For any such conflict, there are more than 1 billion deaths globally in the period between the first nuclear detonation and 10 years after the final detonation of the conflict.
This question is conditional on there being at least one nuclear conflict involving more than one hundred offensive nuclear detonations before 2100. That is, the question will resolve as Ambiguous if that condition isn't met. (But this condition doesn't require that the first nuclear conflict after January 1, 2021 involves more than 100 detonations.)
Detonations will be considered to be part of the same conflict if each detonation occurs within 30 days of a previous detonation (even if the detonations involve different state pairings, unrelated motivations, etc.).
If a source gives a range as its estimate, the midpoint of that range will be used as its estimate.

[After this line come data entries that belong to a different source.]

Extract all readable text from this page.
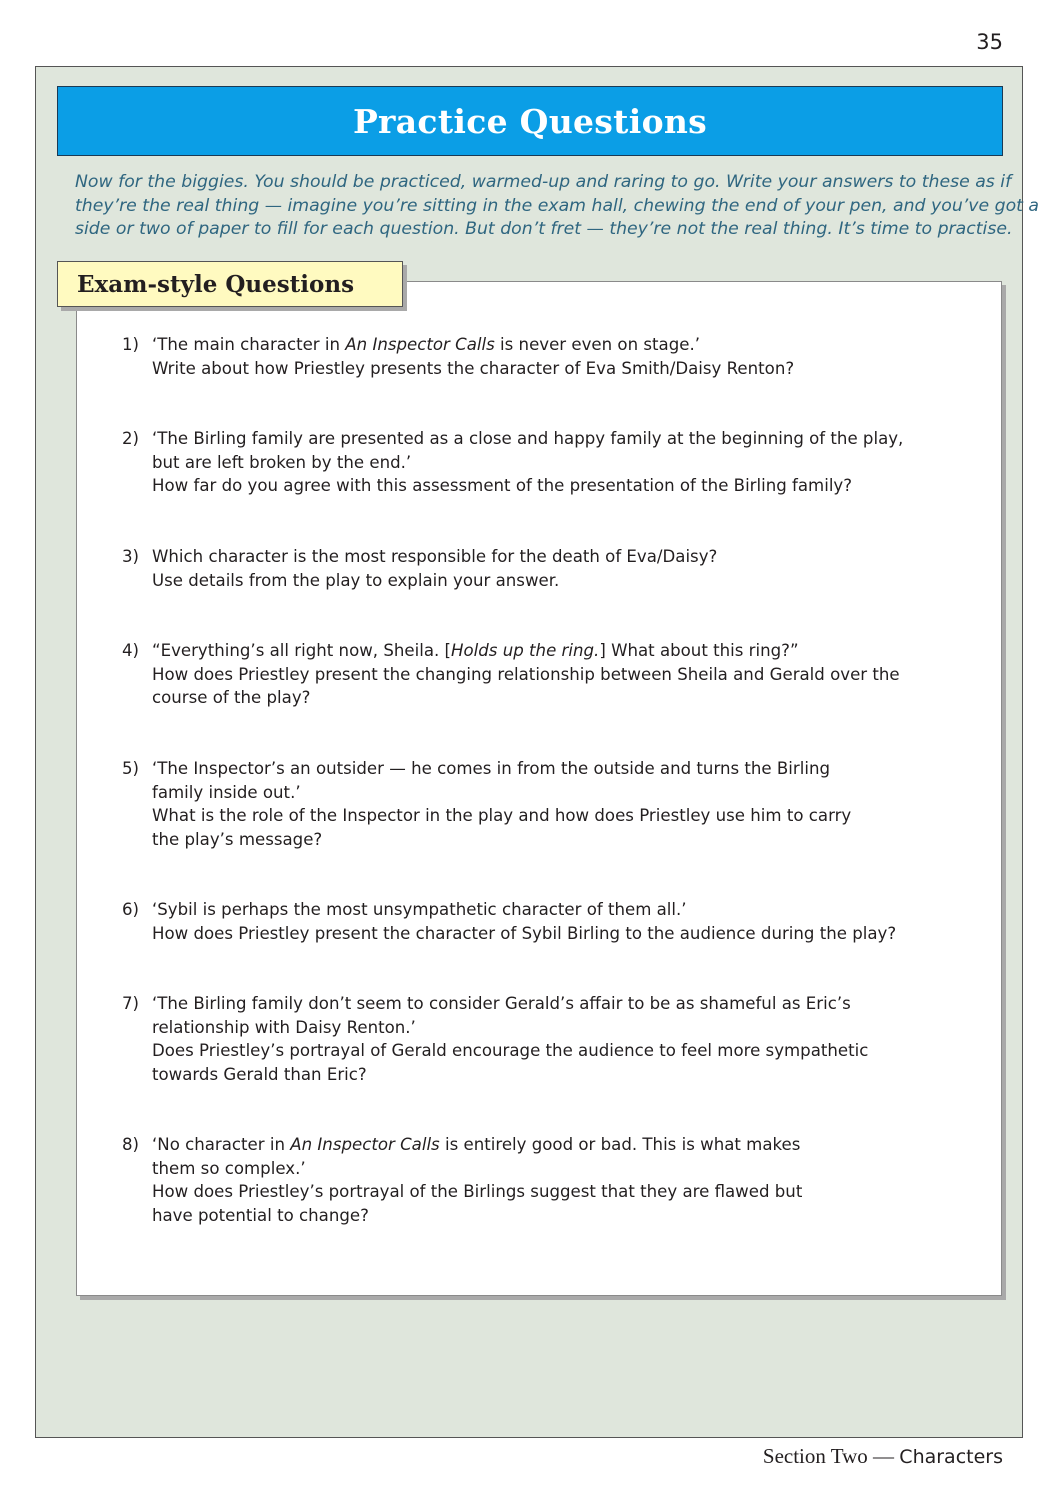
35
Practice Questions
Now for the biggies. You should be practiced, warmed-up and raring to go. Write your answers to these as if
they’re the real thing — imagine you’re sitting in the exam hall, chewing the end of your pen, and you’ve got a
side or two of paper to fill for each question. But don’t fret — they’re not the real thing. It’s time to practise.
1) ‘The main character in An Inspector Calls is never even on stage.’
Write about how Priestley presents the character of Eva Smith/Daisy Renton?
2) ‘The Birling family are presented as a close and happy family at the beginning of the play,
but are left broken by the end.’
How far do you agree with this assessment of the presentation of the Birling family?
3) Which character is the most responsible for the death of Eva/Daisy?
Use details from the play to explain your answer.
4) “Everything’s all right now, Sheila. [Holds up the ring.] What about this ring?”
How does Priestley present the changing relationship between Sheila and Gerald over the
course of the play?
5) ‘The Inspector’s an outsider — he comes in from the outside and turns the Birling
family inside out.’
What is the role of the Inspector in the play and how does Priestley use him to carry
the play’s message?
6) ‘Sybil is perhaps the most unsympathetic character of them all.’
How does Priestley present the character of Sybil Birling to the audience during the play?
7) ‘The Birling family don’t seem to consider Gerald’s affair to be as shameful as Eric’s
relationship with Daisy Renton.’
Does Priestley’s portrayal of Gerald encourage the audience to feel more sympathetic
towards Gerald than Eric?
8) ‘No character in An Inspector Calls is entirely good or bad. This is what makes
them so complex.’
How does Priestley’s portrayal of the Birlings suggest that they are flawed but
have potential to change?
Exam-style Questions
Section Two — Characters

For the purposes of this question, offensive nuclear detonations include deliberate, inadvertent, or accidental/unauthorised detonations (see the fine print for definitions) of state or nonstate nuclear weapons.

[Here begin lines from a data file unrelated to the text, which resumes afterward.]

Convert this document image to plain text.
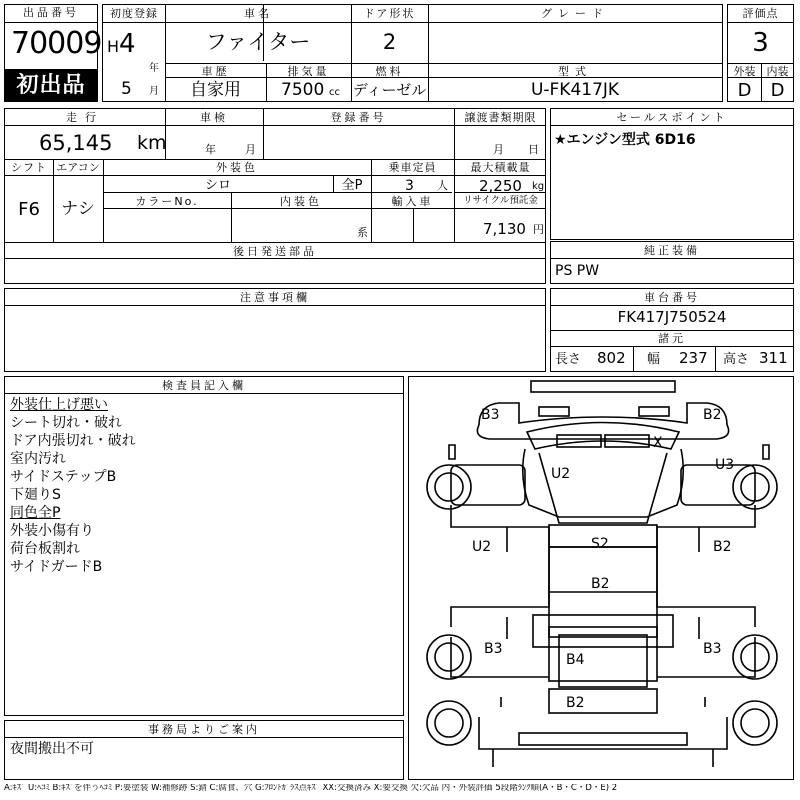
出品番号
70009
初出品
初度登録
H 4
年
5 月
車名
ファイター
ドア形状
2
グレード
車歴
自家用
排気量
7500 cc
燃料
ディーゼル
型式
U-FK417JK
評価点
3
外装	内装
D	D
走行
65,145 km
車検
年	月
登録番号	譲渡書類期限
月 日
シフト
F6
エアコン
ナシ
外装色
シロ	全P
乗車定員
3 人
最大積載量
2,250 kg
カラーNo.	内装色
系
輸入車	リサイクル預託金
7,130 円
後日発送部品
セールスポイント
★エンジン型式 6D16
純正装備
PS PW
注意事項欄	車台番号
FK417J750524
諸元
長さ 802 幅 237 高さ 311
検査員記入欄
外装仕上げ悪い
シート切れ・破れ
ドア内張切れ・破れ
室内汚れ
サイドステップB
下廻りS
同色全P
外装小傷有り
荷台板割れ
サイドガードB
事務局よりご案内
夜間搬出不可
B3	B2
X
U2
U3
U2	S2	B2
B2
B3	B3
B4
B2
A:ｷｽﾞ U:ﾍｺﾐ B:ｷｽﾞを伴うﾍｺﾐ P:要塗装 W:補修跡 S:錆 C:腐食、穴 G:ﾌﾛﾝﾄｶﾞﾗｽ点ｷｽﾞ XX:交換済み X:要交換 欠:欠品 内・外装評価 5段階ﾗﾝｸ順(A・B・C・D・E) 2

This question will also resolve positively if a nuclear conflict meeting the above-mentioned condition clearly causes more than 1 billion fatalities but also causes sufficient civilizational collapse that there are no or extremely few remaining credible sources on any topic. We request that you forecast your true beliefs despite the fact that a Metaculus score seems unlikely to be tracked or cared about in that scenario, given that forecasts on this question may play a role in informing important decisions.
For simplicity, no attempt will be made to second-guess credible sources on what fatalities should be considered to be "caused" by the nuclear conflict.
Detonations for testing purposes and peaceful nuclear explosions are not counted towards positive resolution. Test detonations and peaceful nuclear explosions are defined as detonations which are claimed as being a test or a peaceful nuclear explosion by an official government communication within 30 days of the event, without this being disputed by reliable media, state reports, or multinational reports. If information is unclear, then resolution will be left up to Metaculus admins.
In a deliberate detonation, the attacking nation decides to launch one or more nuclear weapons either in response to a genuine nuclear attack or without believing that it is under nuclear attack. “In an inadvertent detonation, the attacking nation mistakenly concludes that it is under nuclear attack and launches one or more nuclear weapons in what it believes is a counterattack” (Barrett et al., 2013). “In an accidental or unauthorized launch or detonation, system safeguards or procedures to maintain control over nuclear weapons fail in such a way that a nuclear weapon or missile launches or explodes without direction from leaders” (Barrett et al., 2013).